July 18, 2014

How to argue for Python’s use

Recently I wrote a blog post about how I don’t worry about Python losing users. Within minutes I had people asking about Python’s usage, which the post was not about and is a very different thing to worry about. See, it looks like the number of people using Python will continue to be high into the future, but whether Python will be used for as many projects is not guaranteed; the number of users is great and seems secure, but the number of uses of Python in projects is not nearly as certain.

This blog post is meant to help show how Python is still very much viable for most software projects out there. I’m not going to worry about selling Python to people going up against other dynamic languages like Ruby as I think those battles tend to come down to personal taste. What this is meant for is people dealing with teammates trying to sell statically typed languages. Specifically, this post is going to be geared towards arguing against Go, but it could be any statically typed language.

“Why Go?”, you might ask. Well, because Go is actually gaining users at Python’s expense. Ever since Python’s growth trajectory went hockey stick starting between 2003-2005, Python itself has not been the king of the hill to unseat; it was the underdog. Traditionally Python has captured users from languages like Java and then kept them (I’m not going to argue about C++ users because typically they are have severe performance needs, need a systems language, or performance addicts and need to go into rehab). But things are different with Go. Python is now one of the top languages in terms of use out there, taking away our underdog stance. And for once there is another language out there coming from the statically typed programming language community whose productivity/performance tradeoff is good enough to convince some Python programmers to choose Go over Python.

Go, today #

I should start out saying that Go is currently my second favourite language. If I were asked to start a new project today and I couldn’t convince people to use Python I would argue for Go’s usage instead. Do not read this blog post as me saying that Go is a bad language. The key point of this blog post is to convince others that Python is very much a viable alternative to Go in the productivity/performance tradeoff game, not that Go is bad. Read this blog post as anti-Go and you’re taking something personally that you shouldn’t.

I should mention that I use Go at work on occasion and try to follow the language’s community somewhat. Now this does not make me an expert in Go by any stretch of the imagination, but I’m not pulling knowledge out of docs and blogs posts alone either. But I am on the Python development team, so do realize that no matter how fair I try to be, inherent bias will be there to some extent.

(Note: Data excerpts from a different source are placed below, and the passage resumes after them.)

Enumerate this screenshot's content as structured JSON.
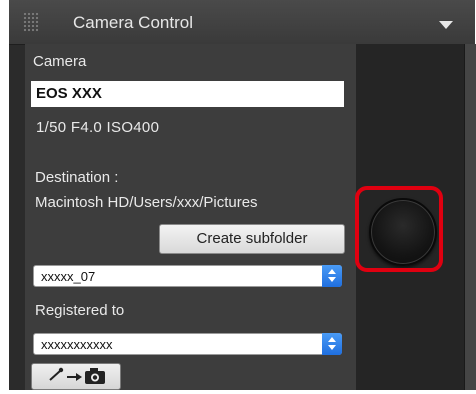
{
  "header": {
    "title": "Camera Control"
  },
  "camera": {
    "section_label": "Camera",
    "model": "EOS XXX",
    "exposure": "1/50  F4.0  ISO400"
  },
  "destination": {
    "label": "Destination :",
    "path": "Macintosh HD/Users/xxx/Pictures",
    "create_subfolder_label": "Create subfolder",
    "folder_value": "xxxxx_07"
  },
  "registered": {
    "label": "Registered to",
    "value": "xxxxxxxxxxx"
  },
  "colors": {
    "highlight": "#e00010",
    "stepper_blue": "#2f82ea"
  },
  "icons": {
    "grip": "grip-icon",
    "dropdown": "triangle-down-icon",
    "mode": "pen-camera-icon"
  }
}
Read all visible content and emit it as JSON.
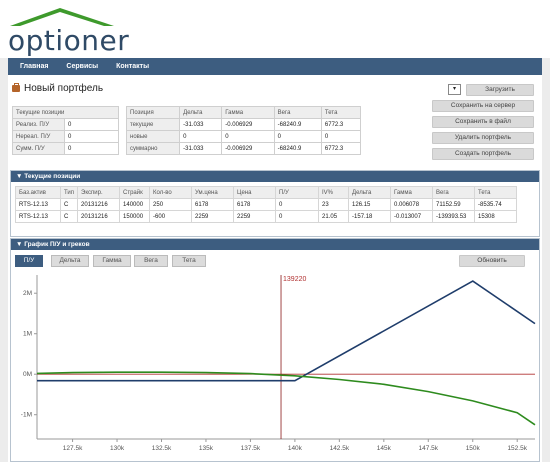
{
  "brand": {
    "logo_text": "optioner"
  },
  "nav": {
    "items": [
      "Главная",
      "Сервисы",
      "Контакты"
    ]
  },
  "portfolio": {
    "title": "Новый портфель",
    "pnl": {
      "header": "Текущие позиции",
      "rows": [
        {
          "label": "Реализ. П/У",
          "value": "0"
        },
        {
          "label": "Нереал. П/У",
          "value": "0"
        },
        {
          "label": "Сумм. П/У",
          "value": "0"
        }
      ]
    },
    "greeks": {
      "headers": [
        "Позиция",
        "Дельта",
        "Гамма",
        "Вега",
        "Тета"
      ],
      "rows": [
        [
          "текущие",
          "-31.033",
          "-0.006929",
          "-68240.9",
          "6772.3"
        ],
        [
          "новые",
          "0",
          "0",
          "0",
          "0"
        ],
        [
          "суммарно",
          "-31.033",
          "-0.006929",
          "-68240.9",
          "6772.3"
        ]
      ]
    }
  },
  "actions": {
    "select_value": "▾",
    "load": "Загрузить",
    "save_server": "Сохранить на сервер",
    "save_file": "Сохранить в файл",
    "delete": "Удалить портфель",
    "create": "Создать портфель"
  },
  "positions": {
    "title": "▼ Текущие позиции",
    "headers": [
      "Баз.актив",
      "Тип",
      "Экспир.",
      "Страйк",
      "Кол-во",
      "Ум.цена",
      "Цена",
      "П/У",
      "IV%",
      "Дельта",
      "Гамма",
      "Вега",
      "Тета"
    ],
    "rows": [
      [
        "RTS-12.13",
        "C",
        "20131216",
        "140000",
        "250",
        "6178",
        "6178",
        "0",
        "23",
        "126.15",
        "0.006078",
        "71152.59",
        "-8535.74"
      ],
      [
        "RTS-12.13",
        "C",
        "20131216",
        "150000",
        "-600",
        "2259",
        "2259",
        "0",
        "21.05",
        "-157.18",
        "-0.013007",
        "-139393.53",
        "15308"
      ]
    ]
  },
  "chart_panel": {
    "title": "▼ График П/У и греков",
    "tabs": [
      "П/У",
      "Дельта",
      "Гамма",
      "Вега",
      "Тета"
    ],
    "active_tab": "П/У",
    "refresh": "Обновить"
  },
  "chart_data": {
    "type": "line",
    "x_ticks": [
      "127.5k",
      "130k",
      "132.5k",
      "135k",
      "137.5k",
      "140k",
      "142.5k",
      "145k",
      "147.5k",
      "150k",
      "152.5k"
    ],
    "y_ticks": [
      "2M",
      "1M",
      "0M",
      "-1M"
    ],
    "xlim": [
      125500,
      153500
    ],
    "ylim": [
      -1600000,
      2450000
    ],
    "vline": {
      "x": 139220,
      "label": "139220"
    },
    "series": [
      {
        "color": "#1f3d6b",
        "x": [
          125500,
          130000,
          135000,
          139220,
          140000,
          150000,
          153500
        ],
        "y": [
          -160000,
          -160000,
          -160000,
          -160000,
          -160000,
          2300000,
          1250000
        ]
      },
      {
        "color": "#2e8b1e",
        "x": [
          125500,
          127500,
          130000,
          132500,
          135000,
          137500,
          140000,
          142500,
          145000,
          147500,
          150000,
          152500,
          153500
        ],
        "y": [
          20000,
          40000,
          50000,
          50000,
          40000,
          15000,
          -40000,
          -130000,
          -250000,
          -430000,
          -660000,
          -950000,
          -1250000
        ]
      }
    ],
    "zero_line_color": "#b03030"
  }
}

So, with those caveats out of the way, let’s look at what Go offers a programmer.

Productivity #

The way I like to view Go is take your favourite dynamic programming language, start removing features that make speeding it up hard, and you end up with Go. Static typing is kept to to a minimum as it is typically only in your face at API boundaries. Structural typing also makes things easier to work with (think of it much like duck typing). The syntax isn’t heavy-handed (although it does use curly braces). Don’t view Go as C/C++ with unsafe features removed and some productive bits added on or else you will end up frustrated (e.g. “why can’t I use the make() built-in or have varying return value counts like the map type?” is the wrong way to view the language; this is a reason why C++ programmers have not switched to Go). Really fast compile times also makes the development cycle feel more like a dynamic language than a compiled one. And some people actually prefer the verbosity gained from not having exceptions as it forces you to deal with exceptional cases instead of (accidentally) ignoring them (this is an instance of Go’s initial systems programming design showing through). Add on that the language itself is rather small and fits in your head and has strict forward-compatibility requirements for itself (you are not getting generics any time soon), and coding in Go is basically pleasant to work with.

Being statically typed, Go gets to have tooling support fairly cheaply (it also helps the language was somewhat designed for it early on). In a shrewd move, Go made sure the core tooling needs actually come with Go itself. go fmt enforces Go’s style guidelines and also allows for refactorings through custom rules (which also make the whole “use tabs for indent” thing a non-issue since it means you set up your editor to represent tabs however you want and then go fmt makes it universally tabs for your VCS). go fix updates code to meet changes made to the language since the last release. go get fetches dependencies and installs them.

The last productivity perk of Go is that it statically compiles everything, making deployment simpler. This isn’t quite a big deal, though, if you are using containerization for your development and deployment. This is a big deal, though, if distribute a command-line tool as it becomes just a single file to ship instead of a collection of dependencies plus your code.

Performance #

In terms of raw performance, Go does well. It’s hard to point to any one benchmark that definitely shows that Go is always the fastest choice since even the The Computer Language Benchmarks Game show some benchmarks where CPython 3 is faster. But in general you should consider Go fast enough for your needs no matter the work.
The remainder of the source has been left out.